The cyclical components of GDP are the interest rate-sensitive components such as housing, capex, and durable goods, and these parts of the economy slowed significantly when the Fed started raising rates, see chart below.
Put differently, it is misleading to say that Fed hikes have not had any negative impact on the economy. Fed hikes had a very negative effect on the interest rate-sensitive parts of the economy, most notably housing, and the result was a decline in housing inflation. With housing having a 40% weight in the CPI basket, the result was a decline in headline and core inflation for both CPI and PCE.
So why did the economy not slow down more, and why did Fed hikes not result in a rise in unemployment? There are two reasons.
First, the post-Covid economy saw surprising strength in the non-cyclical components of the economy, such as eating at restaurants, staying at hotels, and flying on airplanes, etc. Consumers wanted to travel, go to concerts and sporting events after Covid, and this has kept consumer spending strong.
Second, financial conditions eased significantly following SVB, and this boosted GDP growth to 4.9% in the third quarter of 2023. Similarly, the rally in the stock market, credit markets, and Treasury markets since October and after the Fed pivot in December have also eased financial conditions significantly, likely boosting the cyclical components of GDP over the coming months.

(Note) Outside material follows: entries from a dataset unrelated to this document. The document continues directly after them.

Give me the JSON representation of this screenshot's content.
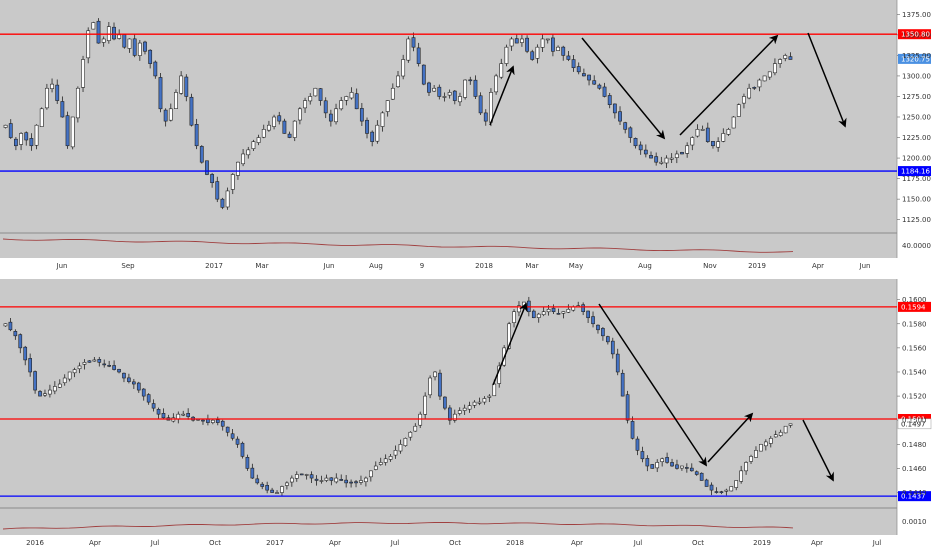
{
  "colors": {
    "background": "#c9c9c9",
    "axis_bg": "#ffffff",
    "bull_candle": "#ffffff",
    "bear_candle": "#4472c4",
    "wick": "#222222",
    "resistance": "#ff0000",
    "support": "#0000ff",
    "indicator": "#a04040",
    "arrow": "#000000",
    "last_price": "#4a90e2"
  },
  "chart_data": [
    {
      "type": "candlestick",
      "panel": "top",
      "ylim": [
        1110,
        1390
      ],
      "y_ticks": [
        "1375.00",
        "1350.00",
        "1325.00",
        "1300.00",
        "1275.00",
        "1250.00",
        "1225.00",
        "1200.00",
        "1175.00",
        "1150.00",
        "1125.00"
      ],
      "x_ticks": [
        "Jun",
        "Sep",
        "2017",
        "Mar",
        "Jun",
        "Aug",
        "9",
        "2018",
        "Mar",
        "May",
        "Aug",
        "Nov",
        "2019",
        "Apr",
        "Jun"
      ],
      "resistance": {
        "value": 1350.8,
        "label": "1350.80"
      },
      "support": {
        "value": 1184.16,
        "label": "1184.16"
      },
      "last_price": {
        "value": 1320.75,
        "label": "1320.75"
      },
      "indicator_label": "40.0000",
      "closes": [
        1240,
        1225,
        1215,
        1230,
        1222,
        1215,
        1240,
        1260,
        1285,
        1290,
        1270,
        1250,
        1215,
        1250,
        1285,
        1320,
        1355,
        1365,
        1340,
        1345,
        1360,
        1345,
        1350,
        1335,
        1345,
        1325,
        1340,
        1330,
        1315,
        1300,
        1260,
        1245,
        1260,
        1280,
        1300,
        1275,
        1240,
        1215,
        1195,
        1180,
        1170,
        1150,
        1140,
        1160,
        1180,
        1195,
        1205,
        1210,
        1220,
        1225,
        1235,
        1240,
        1250,
        1245,
        1230,
        1225,
        1245,
        1260,
        1270,
        1275,
        1285,
        1270,
        1255,
        1245,
        1260,
        1270,
        1275,
        1280,
        1260,
        1245,
        1230,
        1220,
        1240,
        1255,
        1270,
        1285,
        1300,
        1320,
        1345,
        1335,
        1315,
        1290,
        1280,
        1285,
        1275,
        1275,
        1280,
        1270,
        1275,
        1295,
        1295,
        1275,
        1255,
        1245,
        1280,
        1300,
        1315,
        1335,
        1345,
        1340,
        1345,
        1330,
        1320,
        1335,
        1345,
        1345,
        1330,
        1335,
        1325,
        1320,
        1310,
        1305,
        1300,
        1295,
        1290,
        1285,
        1275,
        1265,
        1255,
        1245,
        1235,
        1225,
        1215,
        1210,
        1205,
        1200,
        1195,
        1195,
        1200,
        1200,
        1205,
        1205,
        1215,
        1225,
        1235,
        1235,
        1220,
        1215,
        1220,
        1230,
        1235,
        1250,
        1265,
        1275,
        1285,
        1285,
        1295,
        1300,
        1305,
        1315,
        1320,
        1325,
        1320
      ]
    },
    {
      "type": "candlestick",
      "panel": "bottom",
      "ylim": [
        0.1428,
        0.1608
      ],
      "y_ticks": [
        "0.1600",
        "0.1580",
        "0.1560",
        "0.1540",
        "0.1520",
        "0.1500",
        "0.1480",
        "0.1460",
        "0.1440"
      ],
      "x_ticks": [
        "2016",
        "Apr",
        "Jul",
        "Oct",
        "2017",
        "Apr",
        "Jul",
        "Oct",
        "2018",
        "Apr",
        "Jul",
        "Oct",
        "2019",
        "Apr",
        "Jul"
      ],
      "resistance_upper": {
        "value": 0.1594,
        "label": "0.1594"
      },
      "resistance_lower": {
        "value": 0.1501,
        "label": "0.1501"
      },
      "support": {
        "value": 0.1437,
        "label": "0.1437"
      },
      "last_price": {
        "value": 0.1497,
        "label": "0.1497"
      },
      "indicator_label": "0.0010",
      "closes": [
        0.158,
        0.1575,
        0.157,
        0.156,
        0.155,
        0.154,
        0.1525,
        0.152,
        0.1522,
        0.1525,
        0.1528,
        0.153,
        0.1535,
        0.154,
        0.1542,
        0.1545,
        0.1548,
        0.1548,
        0.155,
        0.1548,
        0.1546,
        0.1545,
        0.1542,
        0.154,
        0.1535,
        0.1532,
        0.153,
        0.1525,
        0.152,
        0.1515,
        0.151,
        0.1505,
        0.1502,
        0.15,
        0.1502,
        0.1505,
        0.1505,
        0.1503,
        0.15,
        0.15,
        0.15,
        0.1498,
        0.15,
        0.1498,
        0.1495,
        0.149,
        0.1485,
        0.148,
        0.147,
        0.146,
        0.1452,
        0.1448,
        0.1445,
        0.1442,
        0.144,
        0.144,
        0.1445,
        0.1448,
        0.1452,
        0.1455,
        0.1455,
        0.1455,
        0.1452,
        0.145,
        0.145,
        0.1452,
        0.145,
        0.1452,
        0.145,
        0.1448,
        0.1448,
        0.1448,
        0.145,
        0.1452,
        0.1458,
        0.1462,
        0.1465,
        0.1468,
        0.147,
        0.1475,
        0.148,
        0.1485,
        0.149,
        0.1495,
        0.1505,
        0.152,
        0.1535,
        0.154,
        0.152,
        0.151,
        0.15,
        0.1505,
        0.1508,
        0.151,
        0.1512,
        0.1515,
        0.1515,
        0.1518,
        0.152,
        0.153,
        0.1545,
        0.156,
        0.158,
        0.159,
        0.1595,
        0.1598,
        0.159,
        0.1585,
        0.1588,
        0.159,
        0.1592,
        0.159,
        0.1588,
        0.159,
        0.1592,
        0.1594,
        0.1595,
        0.159,
        0.1585,
        0.158,
        0.1575,
        0.157,
        0.1565,
        0.1555,
        0.154,
        0.152,
        0.15,
        0.1485,
        0.1475,
        0.1468,
        0.1462,
        0.146,
        0.1465,
        0.1468,
        0.1465,
        0.1462,
        0.146,
        0.1462,
        0.146,
        0.1458,
        0.1455,
        0.145,
        0.1445,
        0.1442,
        0.144,
        0.144,
        0.1442,
        0.1445,
        0.145,
        0.1458,
        0.1465,
        0.147,
        0.1475,
        0.148,
        0.1482,
        0.1485,
        0.1488,
        0.149,
        0.1495,
        0.1497
      ]
    }
  ]
}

As the chart below shows, the bottom line is that the non-cyclical components continue to grow steadily because of post-Covid strong demand for consumer services, and the cyclical components are rebounding because of easier financial conditions.
The likely scenario is that the economy will reaccelerate over the coming months, which will put renewed upward pressure on inflation and, hence, bring back a more hawkish Fed.
In short, the Fed is not done fighting inflation, and, as a result, it is too early to argue that this is a soft landing because both the cyclical and non-cyclical components of GDP are likely to be solid over the coming months, see again the chart below.